Per i due bioeticisti, insomma, poco importa se una pratica legale possa essere immorale. L'idea alla base di un pensiero del genere è che i medici - o qualunque altro cittadino che nell'esercizio pubblico delle sue funzioni si trovi a dover decidere sul compimento di un atto contrario alla sua coscienza (vedi quanto sta avvenendo in Italia con le "unioni civili" e i sindaci non disposti a celebrarle) - debbano diventare meri esecutori di ciò che prevede la legge, soddisfacendo ogni richiesta del paziente, anche qualora questa vada contro il bene del paziente stesso e, quindi, contro i principi che la sua professione e la sua coscienza gli chiedono di salvaguardare.

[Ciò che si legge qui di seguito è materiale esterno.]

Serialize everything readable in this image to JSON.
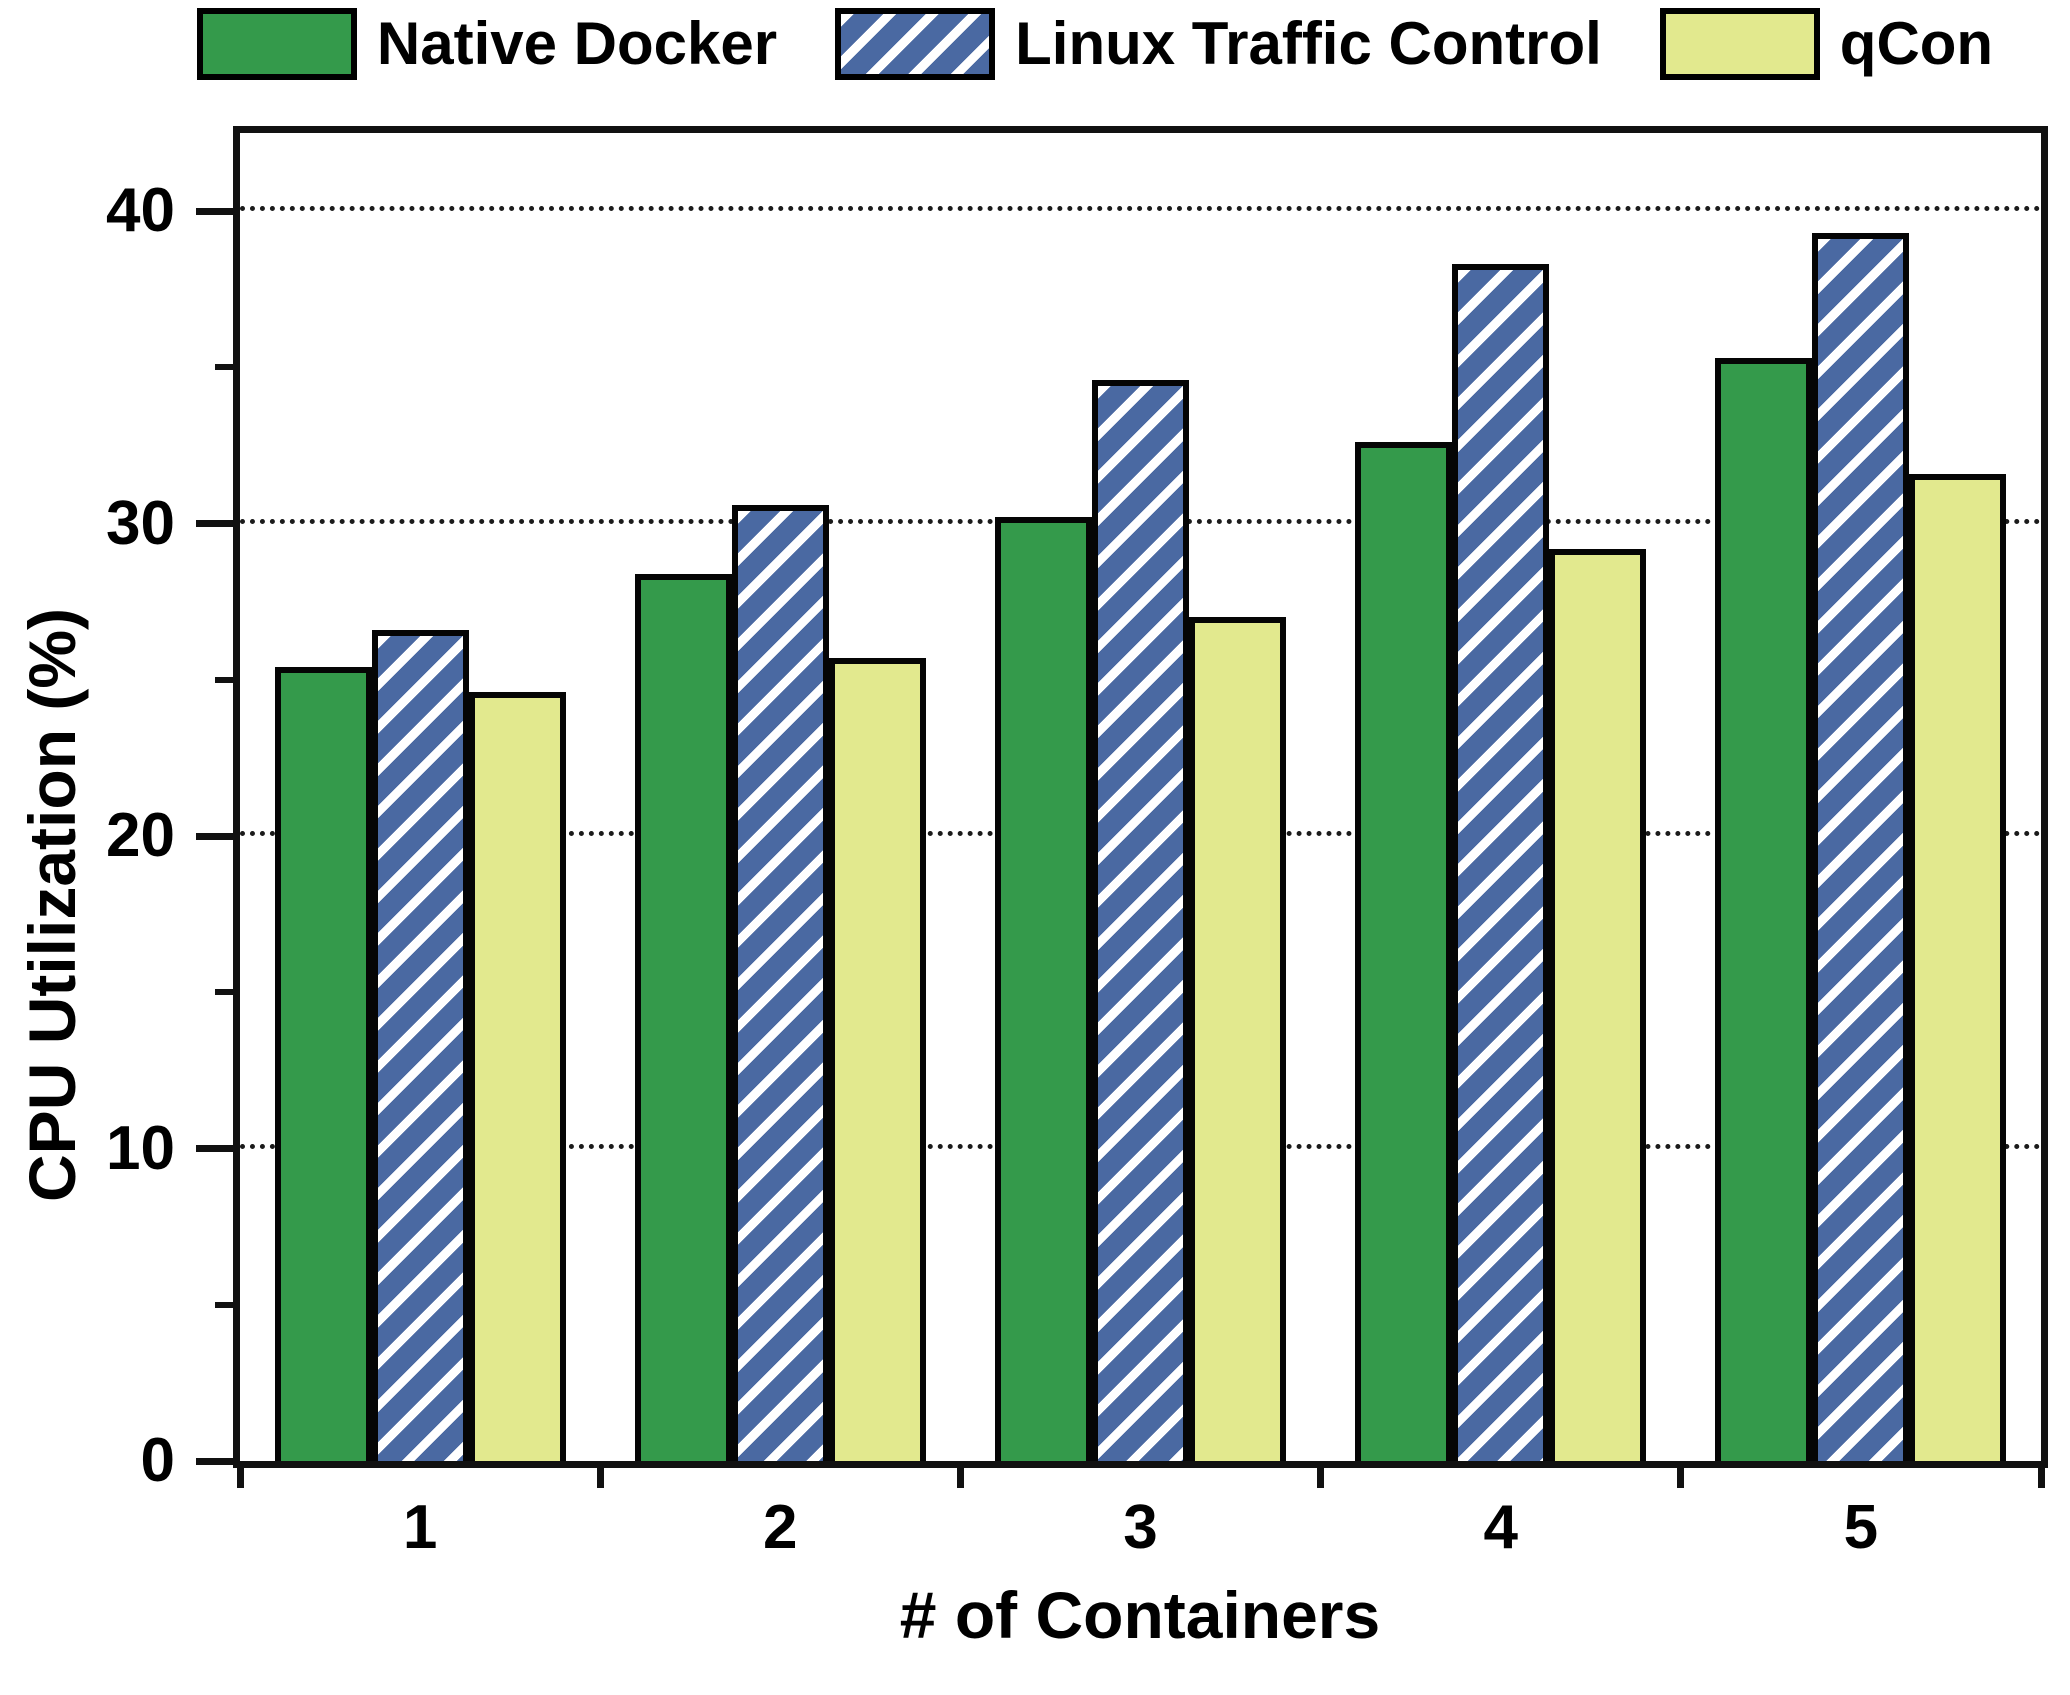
{
  "chart_data": {
    "type": "bar",
    "title": "",
    "xlabel": "# of Containers",
    "ylabel": "CPU Utilization (%)",
    "categories": [
      "1",
      "2",
      "3",
      "4",
      "5"
    ],
    "series": [
      {
        "name": "Native Docker",
        "color": "#349a4b",
        "pattern": "solid",
        "values": [
          25.4,
          28.4,
          30.2,
          32.6,
          35.3
        ]
      },
      {
        "name": "Linux Traffic Control",
        "color": "#4a69a2",
        "pattern": "diagonal-hatch",
        "hatch_color": "#ffffff",
        "values": [
          26.6,
          30.6,
          34.6,
          38.3,
          39.3
        ]
      },
      {
        "name": "qCon",
        "color": "#e2e98e",
        "pattern": "solid",
        "values": [
          24.6,
          25.7,
          27.0,
          29.2,
          31.6
        ]
      }
    ],
    "ylim": [
      0,
      42.5
    ],
    "yticks_major": [
      0,
      10,
      20,
      30,
      40
    ],
    "yticks_minor": [
      5,
      15,
      25,
      35
    ],
    "grid": "horizontal dotted lines at major y ticks (10,20,30,40)",
    "legend_position": "top",
    "bar_edge_color": "#050505",
    "frame_color": "#111111"
  }
}
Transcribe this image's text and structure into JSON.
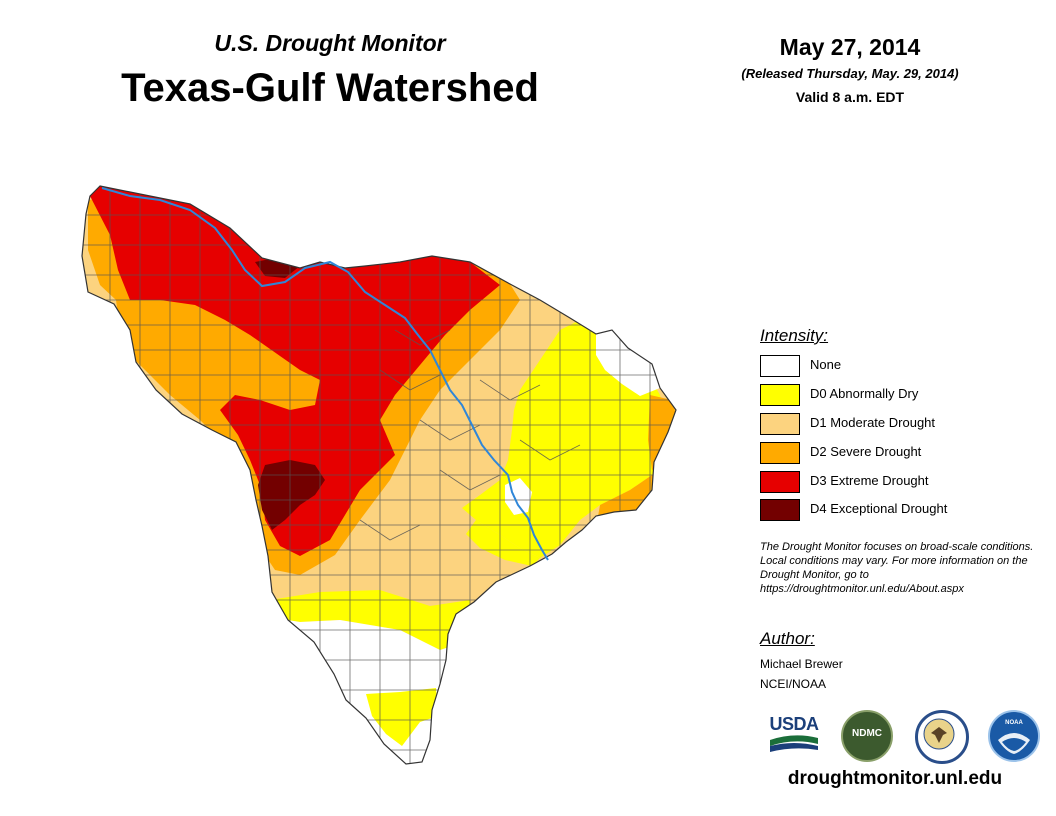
{
  "header": {
    "subtitle": "U.S. Drought Monitor",
    "title": "Texas-Gulf Watershed",
    "date": "May 27, 2014",
    "released": "(Released Thursday, May. 29, 2014)",
    "valid": "Valid 8 a.m. EDT"
  },
  "legend": {
    "title": "Intensity:",
    "items": [
      {
        "label": "None",
        "color": "#ffffff"
      },
      {
        "label": "D0 Abnormally Dry",
        "color": "#ffff00"
      },
      {
        "label": "D1 Moderate Drought",
        "color": "#fcd37f"
      },
      {
        "label": "D2 Severe Drought",
        "color": "#ffaa00"
      },
      {
        "label": "D3 Extreme Drought",
        "color": "#e60000"
      },
      {
        "label": "D4 Exceptional Drought",
        "color": "#730000"
      }
    ]
  },
  "note": "The Drought Monitor focuses on broad-scale conditions. Local conditions may vary. For more information on the Drought Monitor, go to https://droughtmonitor.unl.edu/About.aspx",
  "author": {
    "title": "Author:",
    "name": "Michael Brewer",
    "org": "NCEI/NOAA"
  },
  "logos": {
    "usda": "USDA",
    "ndmc": "NDMC",
    "noaa": "NOAA"
  },
  "footer": {
    "url": "droughtmonitor.unl.edu"
  },
  "colors": {
    "river": "#2f86d8",
    "county_lines": "#555555"
  }
}
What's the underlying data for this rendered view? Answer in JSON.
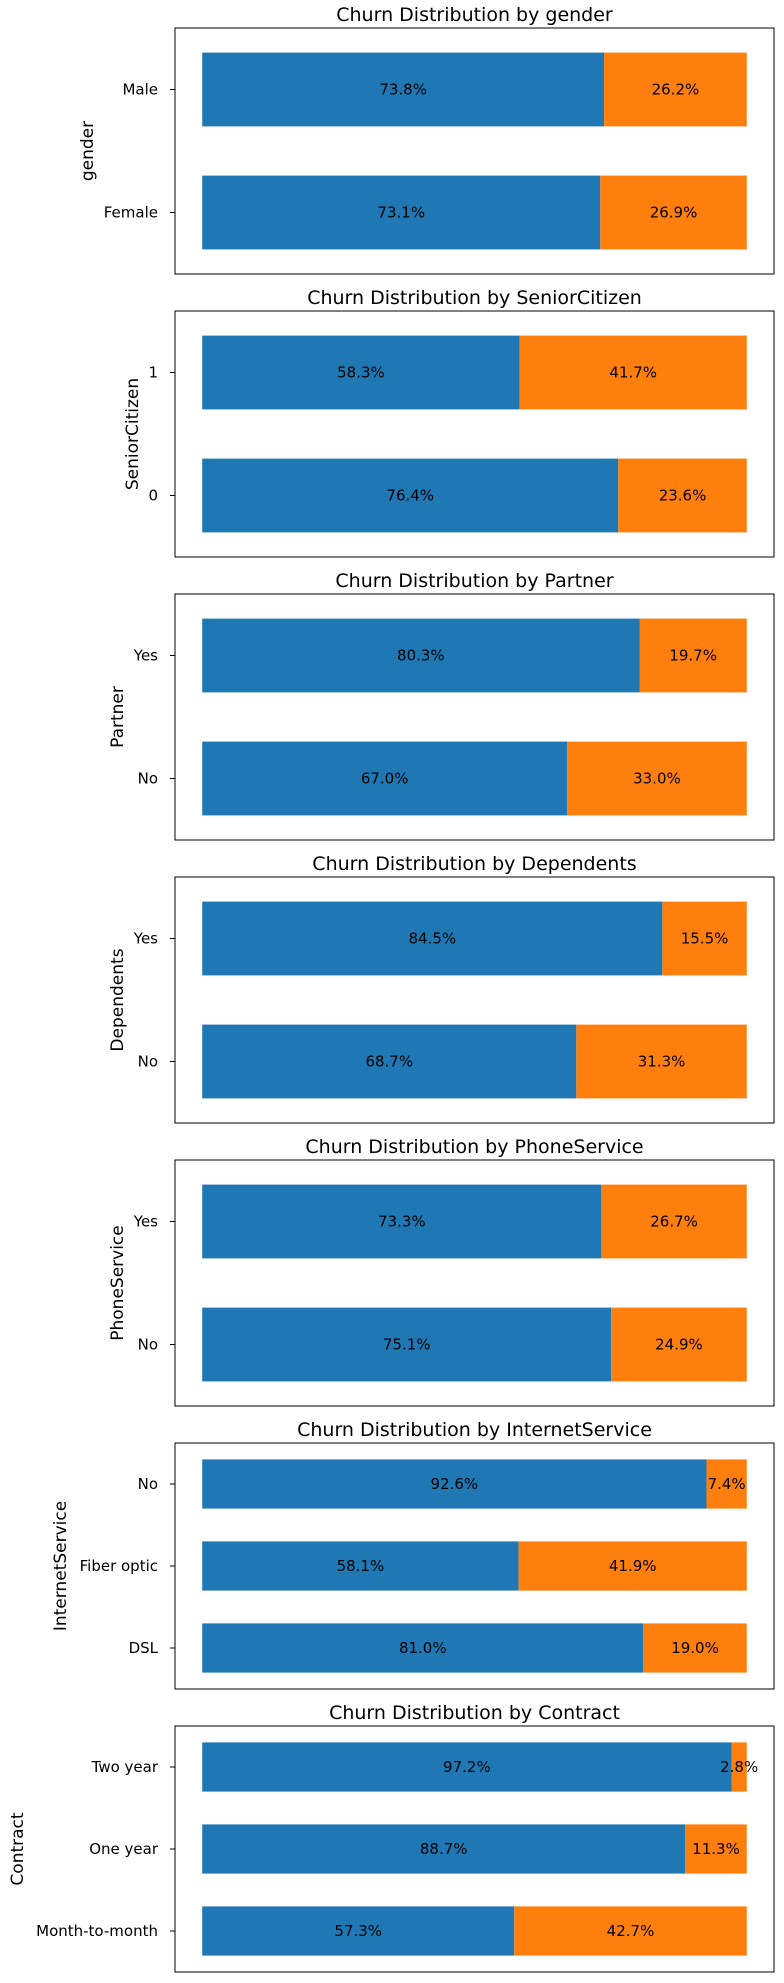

Questa tendenza a capovolgere il rapporto tra legge civile e legge morale (considerato in una prospettiva opposta rispetto a quanto efficacemente spiegato da san Giovanni Paolo II ai paragrafi 68-74 della Evangelium Vitae, dove si chiarisce tra l'altro che le leggi ingiuste, come quelle su aborto ed eutanasia, "non solo non creano nessun obbligo per la coscienza, ma sollevano piuttosto un grave e preciso obbligo di opporsi ad esse mediante obiezione di coscienza") è purtroppo sempre più diffusa, come si può constatare in una dichiarazione firmata a giugno da quindici filosofi e bioeticisti riunitisi a Ginevra presso la Brocher Foundation, nella quale si mettono nero su bianco dieci punti con concetti molto simili a quelli diffusi dalla rivista Bioethics: "I primi doveri dei professionisti della sanità sono verso i loro pazienti, non verso la loro personale coscienza", si legge per esempio al primo punto.
Nel gruppo dei quindici, oltre a Savulescu, figurano anche gli italiani Alberto Giubilini, Francesca Minerva e Maurizio Mori, tre dei più noti esponenti della Consulta di Bioetica Onlus, un'associazione di impronta laicista, pro aborto ed eutanasia. Giubilini e Minerva, in particolare, sono gli stessi studiosi che nel 2012 sollevarono un dibattito internazionale con il loro articolo sul Journal of Medical Ethics (diretto dal solito Savulescu), scrivendo che l'infanticidio, da loro ribattezzato "aborto post-natale", dovrebbe essere permesso in tutte le circostanze in cui è consentito l'aborto (una conclusione aberrante, ma basata su una premessa vera, ossia che non c'è discontinuità tra il concepito nel grembo materno e il neonato, i quali vanno ugualmente tutelati).
L'argomentazione di Giubilini e Minerva sviluppava delle idee sostenute decenni prima da Michael Tooley e dal guru dell'animalismo e dell'antispecismo Peter Singer. Nell'occasione, Mori prese le difese dei due colleghi, affermando che la loro tesi non poteva essere "scartata a priori solo perché scuote sentimenti profondi o tocca corde molto sensibili". Paradossalmente, Mori si appellava allora alla "libertà di ricerca intellettuale e scientifica": e perché da un lato invoca questa libertà, spinta al punto di suggerire l'idea che un male assoluto (l'infanticidio) possa in certe circostanze considerarsi lecito, e dall'altro chiede che i medici - coloro, si intende, impegnati a difendere un bene oggettivo (la vita) - vengano professionalmente limitati nella loro libertà di coscienza? Misteri del relativismo etico.